As we don't need lazy activation, I have concentrated on trying to get Equinox working with this disabled. It appears to be working OK now, after changing config.ini so that a number of additional equinox and eclipse bundles are explicitly started.
Thanks,
Jan
2008/5/21 Thomas Watson <
tjwatson@xxxxxxxxxx>:
I'm not sure why you cannot just activate every bundle at launch if you don't care about lazy activation. Is that what you tried to do but it failed?
A testcase would really help here. You mention lots of locks below but I'm not sure if these are class loader locks established by the vm or framework locks associated with Bundle lifecycles or DS impl locks. I suggest you open a bug against Equinox->Framework to track dead lock issues you are seeing with lazy activation.

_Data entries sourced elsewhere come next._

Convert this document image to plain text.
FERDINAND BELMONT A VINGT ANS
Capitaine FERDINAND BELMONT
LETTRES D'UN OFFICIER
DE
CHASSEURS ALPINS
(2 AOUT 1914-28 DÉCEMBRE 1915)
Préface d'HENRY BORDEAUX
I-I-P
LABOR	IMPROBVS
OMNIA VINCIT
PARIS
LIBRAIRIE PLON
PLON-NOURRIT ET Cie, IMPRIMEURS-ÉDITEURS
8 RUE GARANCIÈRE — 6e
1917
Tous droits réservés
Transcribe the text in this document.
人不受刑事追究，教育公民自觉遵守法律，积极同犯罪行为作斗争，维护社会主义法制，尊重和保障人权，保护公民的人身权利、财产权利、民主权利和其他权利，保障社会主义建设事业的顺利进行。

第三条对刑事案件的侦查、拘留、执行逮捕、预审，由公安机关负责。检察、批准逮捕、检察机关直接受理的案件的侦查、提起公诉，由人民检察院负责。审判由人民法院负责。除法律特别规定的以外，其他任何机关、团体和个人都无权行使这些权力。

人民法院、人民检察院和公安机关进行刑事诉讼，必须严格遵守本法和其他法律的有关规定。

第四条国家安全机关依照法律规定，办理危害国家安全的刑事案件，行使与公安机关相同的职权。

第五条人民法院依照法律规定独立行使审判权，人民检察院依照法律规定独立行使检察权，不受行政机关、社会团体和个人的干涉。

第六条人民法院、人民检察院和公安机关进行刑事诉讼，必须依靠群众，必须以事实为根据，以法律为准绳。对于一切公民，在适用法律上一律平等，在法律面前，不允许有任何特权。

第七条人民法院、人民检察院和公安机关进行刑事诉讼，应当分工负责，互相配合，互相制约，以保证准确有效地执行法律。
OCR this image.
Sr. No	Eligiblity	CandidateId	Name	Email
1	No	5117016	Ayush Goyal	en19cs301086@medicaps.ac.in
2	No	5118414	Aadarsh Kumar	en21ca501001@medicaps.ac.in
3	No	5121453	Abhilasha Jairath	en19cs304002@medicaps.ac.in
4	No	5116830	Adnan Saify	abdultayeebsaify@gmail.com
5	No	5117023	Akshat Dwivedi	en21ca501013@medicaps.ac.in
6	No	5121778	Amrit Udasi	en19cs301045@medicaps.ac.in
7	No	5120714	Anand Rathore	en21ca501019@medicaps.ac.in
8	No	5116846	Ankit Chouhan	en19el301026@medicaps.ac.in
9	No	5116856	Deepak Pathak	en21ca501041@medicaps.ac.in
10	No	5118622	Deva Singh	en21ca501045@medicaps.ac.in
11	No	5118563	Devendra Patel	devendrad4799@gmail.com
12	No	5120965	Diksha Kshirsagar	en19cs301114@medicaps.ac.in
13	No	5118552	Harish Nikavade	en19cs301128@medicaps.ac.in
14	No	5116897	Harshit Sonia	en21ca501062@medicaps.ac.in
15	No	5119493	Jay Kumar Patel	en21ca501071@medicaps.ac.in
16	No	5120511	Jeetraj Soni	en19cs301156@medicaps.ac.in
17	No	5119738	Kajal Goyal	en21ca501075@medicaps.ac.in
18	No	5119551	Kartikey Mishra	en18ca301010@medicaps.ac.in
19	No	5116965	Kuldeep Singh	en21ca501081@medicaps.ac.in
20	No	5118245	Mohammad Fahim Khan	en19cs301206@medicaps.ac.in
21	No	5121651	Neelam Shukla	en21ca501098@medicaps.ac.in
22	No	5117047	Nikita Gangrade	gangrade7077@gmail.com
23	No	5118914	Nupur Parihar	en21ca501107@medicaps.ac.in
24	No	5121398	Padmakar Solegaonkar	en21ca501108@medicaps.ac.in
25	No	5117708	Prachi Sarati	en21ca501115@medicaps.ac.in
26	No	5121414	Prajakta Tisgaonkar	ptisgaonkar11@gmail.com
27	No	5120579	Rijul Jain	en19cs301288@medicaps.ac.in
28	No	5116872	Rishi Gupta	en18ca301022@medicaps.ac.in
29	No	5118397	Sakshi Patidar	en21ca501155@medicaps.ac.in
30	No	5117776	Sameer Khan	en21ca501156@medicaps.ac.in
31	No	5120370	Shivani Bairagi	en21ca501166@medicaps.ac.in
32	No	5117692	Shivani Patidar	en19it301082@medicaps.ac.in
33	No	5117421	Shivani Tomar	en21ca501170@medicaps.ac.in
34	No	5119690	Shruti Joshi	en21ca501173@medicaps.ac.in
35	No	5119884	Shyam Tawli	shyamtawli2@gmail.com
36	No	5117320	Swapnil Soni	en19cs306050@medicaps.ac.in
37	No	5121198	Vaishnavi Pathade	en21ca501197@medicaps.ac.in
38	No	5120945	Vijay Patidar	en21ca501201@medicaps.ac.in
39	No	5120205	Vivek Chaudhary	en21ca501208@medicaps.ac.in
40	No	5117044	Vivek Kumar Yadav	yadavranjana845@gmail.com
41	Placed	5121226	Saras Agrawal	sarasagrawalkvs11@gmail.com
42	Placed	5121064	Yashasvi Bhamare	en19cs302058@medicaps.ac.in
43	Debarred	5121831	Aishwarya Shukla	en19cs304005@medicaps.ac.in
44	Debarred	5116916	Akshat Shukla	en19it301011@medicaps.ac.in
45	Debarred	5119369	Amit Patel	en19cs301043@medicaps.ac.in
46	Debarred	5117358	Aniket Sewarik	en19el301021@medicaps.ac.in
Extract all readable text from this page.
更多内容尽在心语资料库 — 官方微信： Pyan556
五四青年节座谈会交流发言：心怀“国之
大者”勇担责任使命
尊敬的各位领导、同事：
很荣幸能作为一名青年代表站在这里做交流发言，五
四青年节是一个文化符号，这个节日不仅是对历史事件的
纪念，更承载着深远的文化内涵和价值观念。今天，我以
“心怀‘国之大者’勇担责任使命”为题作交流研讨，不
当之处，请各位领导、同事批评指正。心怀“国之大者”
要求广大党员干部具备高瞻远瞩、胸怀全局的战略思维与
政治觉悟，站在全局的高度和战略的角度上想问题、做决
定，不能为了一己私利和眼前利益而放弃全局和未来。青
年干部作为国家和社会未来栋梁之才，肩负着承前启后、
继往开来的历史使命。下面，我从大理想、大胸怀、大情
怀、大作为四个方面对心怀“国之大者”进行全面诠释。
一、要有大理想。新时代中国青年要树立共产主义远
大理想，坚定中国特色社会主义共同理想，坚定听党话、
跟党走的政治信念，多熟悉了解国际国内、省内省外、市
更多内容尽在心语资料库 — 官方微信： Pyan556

If class loading locks are causing the issue then I suspect you are running into a flavor of https://bugs.eclipse.org/bugs/show_bug.cgi?id=121737. Locking the class loader at the VM level is blocked by a long standing Sun http://bugs.sun.com/bugdatabase/view_bug.do?bug_id=4670071. It would be interesting to know if the VM args mentioned at https://bugs.eclipse.org/bugs/show_bug.cgi?id=121737#c8 help solve your problem.
Tom
"Jan Stette" ---05/21/2008 08:09:54 AM---I'm running with a fairly recent version of the ProSyst DS. I don't think this deadlock is the same as the ones in the bugs y
I'm running with a fairly recent version of the ProSyst DS. I don't think this deadlock is the same as the ones in the bugs you mention though (we saw those earlier before we got patches for those). Specifically, those bugs don't involve lazy bundle starting.
It seems to me that there's an inherent problem with the lazy bundle starting. What we're seeing is that one thread goes through the steps:
Bundle is activated -> DS is notified, gets lock -> enters class loader as part of activating a service, gets lock.
Whereas a second thread does:
Enters class loader, gets lock -> bundle is lazily loaded -> DS is notified, gets lock.
So in one thread, a lock in DS is held before the classloader lock is acquired, in the other thread the classloader lock is held then it calls out to DS which will acquire a lock.
Maybe it would be possible to work around this specific case by juggling locks inside the DS implementation. But it just seems to me that it would be very difficult to guard against future errors along this line. Basically, the lazy bundle loading means that any innocent-looking line of code like:
Widget = new Widget();
anywhere in my code can cause a very long chain of synchronous events including calling back out to my code through bundle and service listener interfaces. Ensuring that locking is correct in all situations seems completely impossible, so I'd much rather just turn lazy loading off. Any suggestions for what is the best way to do this?
Regards,
Jan
2008/5/21 Thomas Watson <tjwatson@xxxxxxxxxx>:
The deadlock you describe sounds similar to the issues we were dealing with in bug https://bugs.eclipse.org/bugs/show_bug.cgi?id=199103 and https://bugs.eclipse.org/bugs/show_bug.cgi?id=186280. Both of these bugs have been addressed in 3.4. What version of Declarative Services are you using? Is it the latest graduated implementation from Equinox? Can you try 3.4?
To answer your second question we need more information on the set of eclipse bundles you need for your application.
Tom
"Jan Stette" ---05/21/2008 07:19:46 AM---I'm seeing some deadlock problems with Equinox lazy bundle starting, much as described at
I'm seeing some deadlock problems with Equinox lazy bundle starting, much as described at http://wiki.eclipse.org/Lazy_Start_Bundles. This page suggests that these were only occurring in 3.2, but I'm running with Equinox 3.3. What is the status of resolving these issues?
I should mention as well that I'm using Declarative Services, and that this is involved in the deadlocks I've seen so far. The problems relate to the declarative services code being registered as a bundle listener hence getting callbacks when bundles are lazily started. It then synchronously proceeds to read component specifications and activating services (hence calling out into client code). Having all this happening synchronously on a callback essentially sourced from within a classloader seems like a recipe for problems!
I'm working on a server-side application so I actually don't care about lazy start at all. So to work around the problem, I tried disabling the EclipseLazyStarter hook using the osgi.hook.configurators.exclude system property. This caused problems when starting some Equinox bundles that would look for services that hadn't been registered. Presumably because the bundles providing these services depend on being started via the lazy start mechanism. I then tried working around this by ensuring I listed all necessary bundles in my config.ini with the right start level, but I found it difficult to come up with a working configuration here.
Does anyone have any other suggestions for how I can run Equinox with lazy start disabled?